The National, Friday 7th September, 2012
By SALLY TIWARI
PAPUA New Guinea’s hope of achieving Millennium Development Goal number four of reducing child maternal mortality relies on its efforts to improve neonatal survival in the country, a senior gynacologist says.
Prof Glen Mola said from the child survival call for action conference in Washington in June, it was seen that the country’s maternal mortality rate had decreased at a rate much slower than the rest of the world.
“In fact, the 2006 demographic health survey suggests that it might have gone up in the past 10 to 15 years,” he said.
Mola said neonatal death rates varied in PNG: In the provincial hospitals they were quite low, from six to nine deaths per 1,000, but for rural unattended deliveries they could be as high as 50 per 1,000.
“This makes the average figure that UN agencies quote as neonatal death rate 30 relatively meaningless,” he said.
He said if infant mortality was 55 per 1000, the neonatal component was 5%, while child mortality, which was 75 per 1,000, had a neonatal component of 40%.

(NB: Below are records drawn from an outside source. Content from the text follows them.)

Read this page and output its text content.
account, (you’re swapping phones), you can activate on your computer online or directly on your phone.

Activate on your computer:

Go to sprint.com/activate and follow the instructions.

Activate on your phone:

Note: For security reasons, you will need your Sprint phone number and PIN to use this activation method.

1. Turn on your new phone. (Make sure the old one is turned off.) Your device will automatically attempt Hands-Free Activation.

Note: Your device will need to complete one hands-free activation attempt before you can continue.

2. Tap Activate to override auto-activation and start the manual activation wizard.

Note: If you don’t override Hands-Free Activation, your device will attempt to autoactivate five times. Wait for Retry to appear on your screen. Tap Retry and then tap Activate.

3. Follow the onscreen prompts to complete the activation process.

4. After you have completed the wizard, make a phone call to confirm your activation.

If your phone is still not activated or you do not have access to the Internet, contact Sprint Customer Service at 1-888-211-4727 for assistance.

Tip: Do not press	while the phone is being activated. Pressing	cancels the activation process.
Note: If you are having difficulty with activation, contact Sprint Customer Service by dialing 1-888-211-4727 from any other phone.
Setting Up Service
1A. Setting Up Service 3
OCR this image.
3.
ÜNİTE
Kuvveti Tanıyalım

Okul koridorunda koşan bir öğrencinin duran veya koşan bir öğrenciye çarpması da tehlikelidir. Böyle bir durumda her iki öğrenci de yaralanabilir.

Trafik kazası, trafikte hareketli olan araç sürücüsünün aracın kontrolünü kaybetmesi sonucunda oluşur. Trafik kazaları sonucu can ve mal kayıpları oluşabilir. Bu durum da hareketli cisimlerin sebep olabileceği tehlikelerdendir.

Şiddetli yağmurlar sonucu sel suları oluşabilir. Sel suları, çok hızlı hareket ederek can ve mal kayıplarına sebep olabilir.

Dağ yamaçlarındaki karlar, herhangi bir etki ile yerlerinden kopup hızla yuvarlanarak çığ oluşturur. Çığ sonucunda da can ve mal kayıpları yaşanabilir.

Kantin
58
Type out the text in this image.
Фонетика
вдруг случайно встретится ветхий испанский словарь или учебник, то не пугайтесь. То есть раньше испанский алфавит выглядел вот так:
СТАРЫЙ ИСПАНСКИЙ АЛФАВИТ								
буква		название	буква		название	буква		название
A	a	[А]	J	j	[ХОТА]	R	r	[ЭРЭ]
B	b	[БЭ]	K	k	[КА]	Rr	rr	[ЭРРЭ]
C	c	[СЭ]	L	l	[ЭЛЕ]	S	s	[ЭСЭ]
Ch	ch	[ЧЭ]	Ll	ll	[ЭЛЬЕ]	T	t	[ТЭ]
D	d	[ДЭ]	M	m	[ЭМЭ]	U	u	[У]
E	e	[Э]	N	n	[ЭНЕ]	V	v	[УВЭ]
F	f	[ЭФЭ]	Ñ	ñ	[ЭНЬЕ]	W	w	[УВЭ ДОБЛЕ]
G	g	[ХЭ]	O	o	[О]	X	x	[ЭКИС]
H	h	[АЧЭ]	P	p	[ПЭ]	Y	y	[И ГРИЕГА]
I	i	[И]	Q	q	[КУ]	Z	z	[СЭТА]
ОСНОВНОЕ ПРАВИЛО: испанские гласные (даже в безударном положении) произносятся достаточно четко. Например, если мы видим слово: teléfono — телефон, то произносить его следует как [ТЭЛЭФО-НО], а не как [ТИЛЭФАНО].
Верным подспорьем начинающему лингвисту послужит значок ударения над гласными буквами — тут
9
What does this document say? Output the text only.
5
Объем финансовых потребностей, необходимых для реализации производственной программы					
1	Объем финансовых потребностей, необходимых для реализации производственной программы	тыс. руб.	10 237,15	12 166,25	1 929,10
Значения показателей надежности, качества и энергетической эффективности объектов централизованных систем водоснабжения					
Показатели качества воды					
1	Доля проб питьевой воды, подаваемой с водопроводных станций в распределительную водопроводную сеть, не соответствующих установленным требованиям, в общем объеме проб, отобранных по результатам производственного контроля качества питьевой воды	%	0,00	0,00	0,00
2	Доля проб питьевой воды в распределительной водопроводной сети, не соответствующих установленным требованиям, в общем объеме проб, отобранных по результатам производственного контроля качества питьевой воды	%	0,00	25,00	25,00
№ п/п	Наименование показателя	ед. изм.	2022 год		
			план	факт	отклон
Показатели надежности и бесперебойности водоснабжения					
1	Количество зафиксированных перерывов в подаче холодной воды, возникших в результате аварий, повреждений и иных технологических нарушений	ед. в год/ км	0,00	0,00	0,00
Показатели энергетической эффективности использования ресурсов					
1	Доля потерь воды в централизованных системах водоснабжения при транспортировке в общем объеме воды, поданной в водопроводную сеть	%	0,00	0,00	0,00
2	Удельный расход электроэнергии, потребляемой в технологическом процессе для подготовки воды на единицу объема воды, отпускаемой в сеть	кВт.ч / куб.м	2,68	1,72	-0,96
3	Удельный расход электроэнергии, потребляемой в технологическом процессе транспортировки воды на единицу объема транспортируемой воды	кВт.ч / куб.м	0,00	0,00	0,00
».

He said Bangladesh and Malawi were two low income-earning countries whose neonatal deaths rates had reduced significantly.
He said that was because their health care interventions were focused on family planning and newborn survival.
He said the global causes for neonatal deaths were mostly pre-term birth complications, while tetanus made up only 1% of the cause.
He said although PNG recently caught up with the tetanus immunisation, which cost millions to implement this would not reduce neonatal deaths.
He said intra-partum care required total functionality of the health system, including the referral pathways
Mola said neonatal care needed dedicated maternity care workers who could be attentive to quite a lot of detail.
He said the focus must be on the mother’s health in order to save the baby in terms of proper education on family planning, nutrition, birth plan, as well as proper care from maternity care worker.